C’est de la fiction. Enfin, presque.

La salle était vraiment crasseuse. Il avait fallu rentrer dans un terrain vague, escalader deux palissades collantes, écarter des baskets les bouteilles vides et on avait passé une porte en tôle pour se trouver dans un espace très grand, comme un hangar, avec dans un coin des fauteuils défoncés. Voilà où en était la résistance. Des jeunes gens, les cheveux mal coupés et sales, en redingotes sombres, fumant et rigolant, étaient avachis en cercle. Mon pote, L. m’indiquait du regard aux autres. Ils se tournèrent un par un vers moi. Je n’étais pas stressé, mieux, j’avais sur mon visage un de ces mauvais sourires qui me donne une tête de fou. On se serrait doucement la main, on se regardait agréablement et l’un d’eux me tendait un siège sur lequel je pouvais enfin poser mon cul.
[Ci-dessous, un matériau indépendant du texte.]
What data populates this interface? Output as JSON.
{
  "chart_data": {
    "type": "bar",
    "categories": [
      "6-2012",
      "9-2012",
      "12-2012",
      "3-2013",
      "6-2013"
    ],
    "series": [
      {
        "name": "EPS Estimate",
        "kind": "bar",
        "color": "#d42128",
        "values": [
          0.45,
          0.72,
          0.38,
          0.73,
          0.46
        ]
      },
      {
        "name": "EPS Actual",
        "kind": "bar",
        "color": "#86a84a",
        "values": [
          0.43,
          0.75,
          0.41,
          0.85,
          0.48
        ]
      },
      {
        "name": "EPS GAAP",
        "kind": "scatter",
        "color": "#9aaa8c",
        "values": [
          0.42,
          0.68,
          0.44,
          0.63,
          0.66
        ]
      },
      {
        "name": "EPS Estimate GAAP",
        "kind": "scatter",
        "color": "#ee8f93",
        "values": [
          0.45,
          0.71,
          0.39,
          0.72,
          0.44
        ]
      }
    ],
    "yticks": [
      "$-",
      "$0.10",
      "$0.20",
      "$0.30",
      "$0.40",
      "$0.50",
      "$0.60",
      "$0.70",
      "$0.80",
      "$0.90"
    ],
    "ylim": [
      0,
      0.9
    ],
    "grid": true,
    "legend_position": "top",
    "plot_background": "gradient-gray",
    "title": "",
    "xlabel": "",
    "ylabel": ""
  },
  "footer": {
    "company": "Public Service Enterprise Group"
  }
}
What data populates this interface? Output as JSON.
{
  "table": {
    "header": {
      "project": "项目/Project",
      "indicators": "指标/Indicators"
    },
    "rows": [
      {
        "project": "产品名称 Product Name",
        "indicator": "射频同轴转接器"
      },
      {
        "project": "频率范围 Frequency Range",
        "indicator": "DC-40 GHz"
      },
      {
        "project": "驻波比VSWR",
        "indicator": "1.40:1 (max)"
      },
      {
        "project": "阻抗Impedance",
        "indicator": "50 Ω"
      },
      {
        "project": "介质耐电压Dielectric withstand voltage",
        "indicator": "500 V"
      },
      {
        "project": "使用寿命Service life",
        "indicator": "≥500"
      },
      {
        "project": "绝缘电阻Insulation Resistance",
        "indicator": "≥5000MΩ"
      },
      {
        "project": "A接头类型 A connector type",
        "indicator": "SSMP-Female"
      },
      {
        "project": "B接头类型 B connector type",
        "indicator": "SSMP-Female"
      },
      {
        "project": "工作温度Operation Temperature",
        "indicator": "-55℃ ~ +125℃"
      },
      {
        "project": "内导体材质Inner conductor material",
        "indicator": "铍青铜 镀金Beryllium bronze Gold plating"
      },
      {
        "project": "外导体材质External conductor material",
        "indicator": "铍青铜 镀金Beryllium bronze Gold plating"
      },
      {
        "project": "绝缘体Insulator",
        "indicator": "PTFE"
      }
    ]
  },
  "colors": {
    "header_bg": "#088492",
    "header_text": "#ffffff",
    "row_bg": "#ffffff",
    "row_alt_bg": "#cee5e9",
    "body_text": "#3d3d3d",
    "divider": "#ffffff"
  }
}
Nous étions à leur énième réunion avant la manifestation. On y parlait de flics, des autres bandes, de l’évolution du mouvement et des chances de réussir. L’un d’eux m’attrapait du regard, me racontait comment sa sœur s’était fait péter trois dents par un CRS grisâtre. Je ne savais que répondre. Nos mains se serraient dans nos anoraks. L. me faisait signe d’approcher. Dans un coin du squat, trônait plusieurs « outils ». Trois marteaux, une bombe noire, une bombe rouge, huit cocktails molotov, et leurs banderoles renforcées à poignées – nouveauté du mouvement. Il me présentait ces quelques ustensiles avec une telle fierté que je me sentais obligé d’hocher de la tête, convaincu. Pourtant, je trouvais quelques réticences à la vue de cette petite bande de gauchistes, à laquelle j’appartenais dès lors, sentant que nous aurions dû être un escadron, que des fusils auraient dû être préparés à la place de ces pauvres petits marteaux. Leur clandestinité, leurs masques, leurs cagoules, leurs lunettes, tout ne faisait que rappeler un comportement déviant, un truc qu’on a envie d’appeler « à la marge ». Mais ce n’était que réponse à la guerre insidieuse du système ! Et ce système efficace arrivait, avec tous ses agents, à rendre toute contestation sensée, déviante et irréelle. Chacun d’entre nous, dans cet endroit, savait que la volonté commune était difficilement limitable, que la haine qui emplissait nos êtres et coulait brûlante à travers nos corps était vraiment pure. Elle nous faisait nous mouvoir, nous faisait bouger, nous permettait de lancer des objets rectangulaires sur leurs casques ronds, nous rendait admirables à travers la fumée blanche, rendait encore plus appréciable la couleur orange du feu d’essence sur les voitures. L’espérance de nos êtres, à cet instant là, était immuable.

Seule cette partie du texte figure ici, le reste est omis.